The note went on to say that “Mrs. Shulaw was fond of telling Brownie’s story — that when she brought him home, he walked around the house and decided he would stay.”
If only Gladys Shulaw could see today how many lives she’s helped change, including — but definitely not limited to — those of Sirena and Julia Mignosi.
As a result of this particular fund, the AWLA has made it possible for hundreds people — and not just seniors — to adopt much desired cats that they otherwise would not have been able to own.
“The Gladys Shulaw Fund was created by the donor to get cats adopted, but she gave us free rein for the money,” Davies said. “What we’ve done with Culpepper Garden is the first senior-specific initiative that we’ve done with the Gladys Shulaw Fund, and hopefully it will lead to more similar opportunities. But, we’ve also used the money to offer free cat adoptions, supplies, and services to so many people in general.”

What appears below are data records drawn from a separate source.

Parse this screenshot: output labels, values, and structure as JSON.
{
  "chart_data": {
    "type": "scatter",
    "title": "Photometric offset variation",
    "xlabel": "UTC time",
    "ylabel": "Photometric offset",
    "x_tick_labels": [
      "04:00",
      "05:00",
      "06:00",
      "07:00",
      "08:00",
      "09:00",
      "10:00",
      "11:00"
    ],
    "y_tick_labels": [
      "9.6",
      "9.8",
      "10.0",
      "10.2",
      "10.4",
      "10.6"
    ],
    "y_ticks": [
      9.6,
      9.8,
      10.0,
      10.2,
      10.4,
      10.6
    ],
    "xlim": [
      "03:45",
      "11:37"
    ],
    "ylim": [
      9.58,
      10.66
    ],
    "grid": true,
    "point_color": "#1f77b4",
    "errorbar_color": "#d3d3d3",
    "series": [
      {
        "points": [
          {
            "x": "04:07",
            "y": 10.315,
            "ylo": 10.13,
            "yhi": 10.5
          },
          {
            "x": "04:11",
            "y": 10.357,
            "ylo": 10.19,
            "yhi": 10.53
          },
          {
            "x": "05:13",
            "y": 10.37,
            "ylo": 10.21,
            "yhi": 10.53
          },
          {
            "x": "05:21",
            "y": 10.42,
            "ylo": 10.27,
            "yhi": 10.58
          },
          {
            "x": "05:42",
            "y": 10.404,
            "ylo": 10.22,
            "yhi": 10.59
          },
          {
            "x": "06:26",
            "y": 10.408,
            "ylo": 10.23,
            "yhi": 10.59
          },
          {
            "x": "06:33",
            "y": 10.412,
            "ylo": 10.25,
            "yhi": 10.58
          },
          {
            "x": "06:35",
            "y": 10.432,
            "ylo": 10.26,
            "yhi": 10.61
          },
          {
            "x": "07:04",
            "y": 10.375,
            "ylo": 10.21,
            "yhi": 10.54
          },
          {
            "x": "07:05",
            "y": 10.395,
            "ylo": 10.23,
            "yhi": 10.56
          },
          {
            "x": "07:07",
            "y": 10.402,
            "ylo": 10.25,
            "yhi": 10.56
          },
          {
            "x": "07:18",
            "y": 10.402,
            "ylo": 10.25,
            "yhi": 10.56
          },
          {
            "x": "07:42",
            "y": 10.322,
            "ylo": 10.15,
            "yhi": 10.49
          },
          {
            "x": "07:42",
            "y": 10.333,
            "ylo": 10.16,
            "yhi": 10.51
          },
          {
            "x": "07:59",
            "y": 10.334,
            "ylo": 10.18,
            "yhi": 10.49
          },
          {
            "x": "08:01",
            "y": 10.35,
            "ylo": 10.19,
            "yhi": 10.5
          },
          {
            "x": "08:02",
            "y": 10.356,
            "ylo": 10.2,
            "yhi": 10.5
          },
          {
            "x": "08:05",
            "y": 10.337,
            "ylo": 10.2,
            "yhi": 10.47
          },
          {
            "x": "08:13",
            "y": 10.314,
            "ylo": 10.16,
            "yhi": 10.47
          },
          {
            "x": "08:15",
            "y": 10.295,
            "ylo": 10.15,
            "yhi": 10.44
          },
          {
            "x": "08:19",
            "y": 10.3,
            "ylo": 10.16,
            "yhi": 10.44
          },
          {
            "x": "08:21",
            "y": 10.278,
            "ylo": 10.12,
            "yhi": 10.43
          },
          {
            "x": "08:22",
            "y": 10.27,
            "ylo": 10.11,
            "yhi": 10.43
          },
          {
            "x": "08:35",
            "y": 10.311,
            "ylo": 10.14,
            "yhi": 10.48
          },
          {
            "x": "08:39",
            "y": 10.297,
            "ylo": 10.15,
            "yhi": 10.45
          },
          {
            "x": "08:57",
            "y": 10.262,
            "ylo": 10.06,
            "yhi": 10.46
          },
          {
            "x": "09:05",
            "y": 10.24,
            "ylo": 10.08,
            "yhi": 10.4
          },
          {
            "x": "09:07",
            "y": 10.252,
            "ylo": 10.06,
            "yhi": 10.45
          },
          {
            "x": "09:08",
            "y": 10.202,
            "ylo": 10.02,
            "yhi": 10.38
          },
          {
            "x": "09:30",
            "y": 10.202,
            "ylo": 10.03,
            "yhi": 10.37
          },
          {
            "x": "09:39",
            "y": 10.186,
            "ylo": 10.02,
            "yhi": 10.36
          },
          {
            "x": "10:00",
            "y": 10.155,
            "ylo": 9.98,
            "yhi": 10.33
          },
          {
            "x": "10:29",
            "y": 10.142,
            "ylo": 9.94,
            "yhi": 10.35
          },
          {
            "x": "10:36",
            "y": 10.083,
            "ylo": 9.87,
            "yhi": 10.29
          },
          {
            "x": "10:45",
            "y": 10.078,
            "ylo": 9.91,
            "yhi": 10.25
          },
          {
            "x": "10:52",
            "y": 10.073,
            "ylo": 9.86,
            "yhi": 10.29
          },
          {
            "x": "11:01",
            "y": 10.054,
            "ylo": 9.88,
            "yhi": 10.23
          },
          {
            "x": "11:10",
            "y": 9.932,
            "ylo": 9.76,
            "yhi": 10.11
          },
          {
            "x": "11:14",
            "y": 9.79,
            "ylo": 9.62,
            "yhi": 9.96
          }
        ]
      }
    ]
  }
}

Keeping joy alive and loneliness at bay across the entire community
While the AWLA team uses the Gladys Shulaw fund expressly for all things cats, they facilitate the adoption and support for all kinds of animals. The local non-profit also offers plenty of programs for anyone who needs them — whether they own cats, dogs, lizards, hamsters, birds, etc.
And, although it’s not in the AWLA’s official mission statement, their team cannot possibly count how much loneliness they’ve reduced and prevented — among seniors and others.
“The Culpeper Garden initiative is a great example of how all of our programs, services, and relationships come together to change lives with pets,” Jones said. “Everything we do is always about the pets and the people.”